Cohort Retention Curves
Visualize how each weekly signup cohort retains over time — the definitive health metric for any subscription product.
Why Cohort Curves Matter
Aggregate retention masks churn patterns. A flat DAU line can hide a decaying early cohort propped up by fresh signups. Cohort curves expose whether your product actually gets stickier over time or simply acquires faster than it bleeds.
Data Model
Each row is a signup week. Columns are relative weeks since signup. Cell value is the percentage of that cohort still active at week N. Active means at least one heartbeat event in that calendar week.
| Cohort | W0 | W1 | W2 | W3 | W4 |
|---|---|---|---|---|---|
| 2026-01-05 | 100% | 72% | 58% | 49% | 44% |
| 2026-01-12 | 100% | 68% | 55% | 47% | — |
| 2026-01-19 | 100% | 74% | 61% | — | — |
Reading the Curve
- Slope steepness — a sharp drop in weeks 0–2 signals onboarding friction or misaligned expectations.
- Curve flattening — when retention plateaus around week 6–8, you have found your core retained base.
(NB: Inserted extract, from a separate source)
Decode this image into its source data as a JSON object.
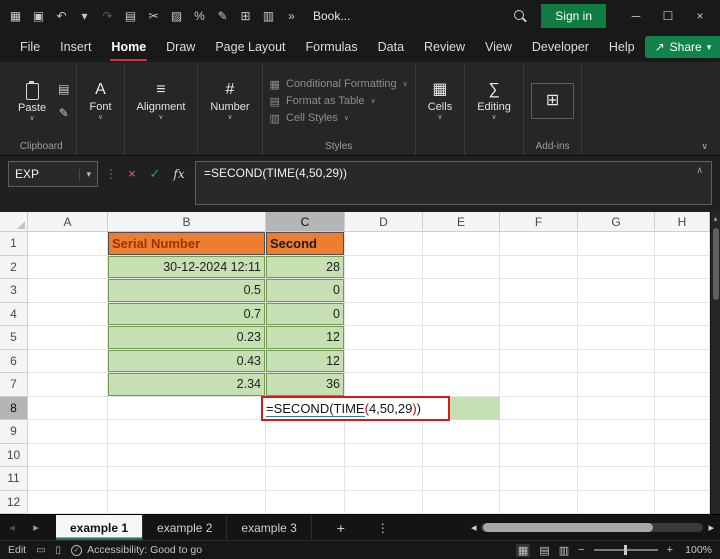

- Cohort lift — newer cohorts retaining better than older ones at the same relative week means product improvements are working.
Implementation Notes
Compute cohort assignment from the user.created_at truncated to week start. For each cohort-week cell, count distinct users with a heartbeat event in that calendar week divided by the cohort size. Cache results aggressively — this query is expensive on large event tables. A materialized view refreshed hourly is the pragmatic choice.